Ю. Коротков. Здесь на самом деле помимо братства есть тема собственной исключительности — эти ребята идут на подвиг. Поэтому они особые, им все дозволено, они собираются на смерть. За этим Воробей и шел — за самоуважением. Он принял такое дурацкое решение — идти на войну, чтобы не только научиться драться, но и приобрести самоуважение.
Н. Баландина. Разве война — это панацея, средство приобретения самоуважения, которое не удается найти в мирной жизни? Вы серьезно так считаете?
Ю. Коротков. Да, в мирной жизни очень сложно проявить себя — масса взаимотношений, обязанностей. А ситуация войны — самый простой способ обретения самоуважения.
Н. Баландина. Как сложились отношения между вашей драматургией и режиссурой Федора Бондарчука?
Ю. Коротков. Отношения сложились странные. Я в первый раз смотрел материал, когда картина была наполовину смонтирована, — полностью доверившись режиссеру. Раньше я с радостью ездил в киноэкспедиции. До той поры, пока не понял, что моя работа практически заканчивается, когда я отдаю сценарий в руки режиссеру, устно объяснив какие-то принципиальные для меня вещи. Ум, образованность, даже талант режиссера не всегда отражаются на экране, единственное, что отражается, — это темперамент. А Бондарчук настолько энергетически заряжен как положительным зарядом, так и отрицательным, от него бьет молниями, в нем столько лошадиных сил… Так что я, как спокойный и «вялый» человек, не могу долгое время находиться с ним рядом. Меня просто сдувает от его энергии.
Н. Баландина. В новогоднем эпизоде «Девятой роты» полковник произносит монолог, который можно назвать программным…
Ю. Коротков. Моя беда в том, что я не верю зрителю. А точнее, я не уверен, что он расшифрует скрытое между строк. Как ни странно, я часто оказываюсь прав…

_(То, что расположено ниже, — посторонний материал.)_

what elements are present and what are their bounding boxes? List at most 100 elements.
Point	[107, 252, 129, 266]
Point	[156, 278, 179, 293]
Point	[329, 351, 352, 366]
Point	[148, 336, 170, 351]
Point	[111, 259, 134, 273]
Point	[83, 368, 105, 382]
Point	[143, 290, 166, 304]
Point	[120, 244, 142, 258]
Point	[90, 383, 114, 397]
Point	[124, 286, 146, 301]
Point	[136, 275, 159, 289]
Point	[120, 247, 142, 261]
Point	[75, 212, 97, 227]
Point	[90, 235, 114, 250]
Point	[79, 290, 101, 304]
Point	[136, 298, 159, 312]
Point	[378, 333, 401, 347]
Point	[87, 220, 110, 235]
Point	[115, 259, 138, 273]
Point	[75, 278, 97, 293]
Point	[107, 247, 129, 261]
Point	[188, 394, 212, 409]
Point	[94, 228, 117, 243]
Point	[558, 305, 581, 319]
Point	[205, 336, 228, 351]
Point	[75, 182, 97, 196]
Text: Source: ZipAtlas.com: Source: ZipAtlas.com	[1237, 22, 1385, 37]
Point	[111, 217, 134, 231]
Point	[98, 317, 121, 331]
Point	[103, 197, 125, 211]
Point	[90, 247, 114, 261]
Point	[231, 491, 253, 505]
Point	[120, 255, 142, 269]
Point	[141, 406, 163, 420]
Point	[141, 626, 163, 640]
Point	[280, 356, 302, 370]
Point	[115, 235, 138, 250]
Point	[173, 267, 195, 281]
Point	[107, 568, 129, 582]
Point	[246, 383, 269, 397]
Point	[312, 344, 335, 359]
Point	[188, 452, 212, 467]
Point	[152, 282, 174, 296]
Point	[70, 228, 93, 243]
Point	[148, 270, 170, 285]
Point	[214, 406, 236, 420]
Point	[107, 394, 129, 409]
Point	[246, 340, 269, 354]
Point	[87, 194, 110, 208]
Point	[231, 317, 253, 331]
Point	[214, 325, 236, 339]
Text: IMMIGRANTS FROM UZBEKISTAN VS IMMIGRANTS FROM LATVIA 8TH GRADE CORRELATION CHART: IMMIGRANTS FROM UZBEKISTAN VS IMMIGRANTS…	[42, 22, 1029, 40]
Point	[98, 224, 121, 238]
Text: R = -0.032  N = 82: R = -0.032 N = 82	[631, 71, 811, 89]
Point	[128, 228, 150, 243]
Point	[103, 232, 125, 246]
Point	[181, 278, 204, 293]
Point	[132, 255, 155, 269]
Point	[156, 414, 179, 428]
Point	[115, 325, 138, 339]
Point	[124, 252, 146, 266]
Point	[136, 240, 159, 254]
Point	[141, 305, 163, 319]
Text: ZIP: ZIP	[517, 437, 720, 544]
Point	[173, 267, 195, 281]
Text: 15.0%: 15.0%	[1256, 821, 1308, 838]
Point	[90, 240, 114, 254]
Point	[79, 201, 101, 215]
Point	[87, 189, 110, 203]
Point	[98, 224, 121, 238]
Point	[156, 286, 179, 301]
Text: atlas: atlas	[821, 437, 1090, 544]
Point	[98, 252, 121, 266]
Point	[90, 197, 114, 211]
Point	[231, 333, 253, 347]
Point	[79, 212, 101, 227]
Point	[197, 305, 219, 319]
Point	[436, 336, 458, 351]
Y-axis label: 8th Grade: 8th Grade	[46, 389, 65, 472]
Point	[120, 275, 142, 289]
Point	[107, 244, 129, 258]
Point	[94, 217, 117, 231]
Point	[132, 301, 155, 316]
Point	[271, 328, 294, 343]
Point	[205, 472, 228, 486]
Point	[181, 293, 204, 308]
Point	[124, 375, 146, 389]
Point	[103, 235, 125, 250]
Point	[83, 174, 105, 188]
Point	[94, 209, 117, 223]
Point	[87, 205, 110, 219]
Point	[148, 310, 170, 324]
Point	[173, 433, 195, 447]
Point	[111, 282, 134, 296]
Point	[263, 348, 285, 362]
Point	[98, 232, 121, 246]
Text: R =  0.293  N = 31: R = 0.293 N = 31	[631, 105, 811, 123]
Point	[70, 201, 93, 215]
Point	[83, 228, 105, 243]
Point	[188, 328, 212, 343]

Н. Баландина. Полковник говорит солдатам, что есть большая война — одна на всех и маленькая война — у каждого своя, в которой каждый должен выстоять, не отступить, показать себя мужчиной… По-моему, это провокативный монолог, выдуманное оправдание, попытка извлечь моральный смысл из заведомо аморальной ситуации, которой является любая война, и, тем более, война на чужой территории с туманными целями.
Ю. Коротков. Полковник, как и большинство старших офицеров, понимает бессмысленность этой войны — с непонятным противником, на чужой территории. Это, действительно, сцена, что называется, лобовая. Полковник в какой-то степени подсказывает ребятам, как остаться честным в нечестных обстоятельствах, победителем в безысходной ситуации. Мне кажется, что эти слова сказаны без личной выгоды. Он нашел оправдание для себя — победить в своей маленькой войне, по возможности сберечь людей — и пытается подсказать такой же мотив солдатам. А они его поймут уже после войны, пока им не нужно самооправдание — ведь они на войне находятся.
Н. Баландина. У вас не было намерения на основе этого материала поговорить о сегодняшнем времени?
Ю. Коротков. Нет. Из нашего времени надо давать оценки, и это может дискредитировать героев. Если представить себе, что это был бы рассказ из нашего времени, тогда автоматически надо было вводить иронию, остранение. Не получилось бы тогда сопереживания героям. А я у Феди Бондарчука просил одну вещь: в финале, когда колонна спускается с вершины и выходит из Афгана с одним-единственным оставшимся в живых героем, пусть будет такая музыка и так снято, чтобы не осталось ни одного человека в зале, который бы не заплакал. И это будет настоящее оправдание всем воинам-«афганцам».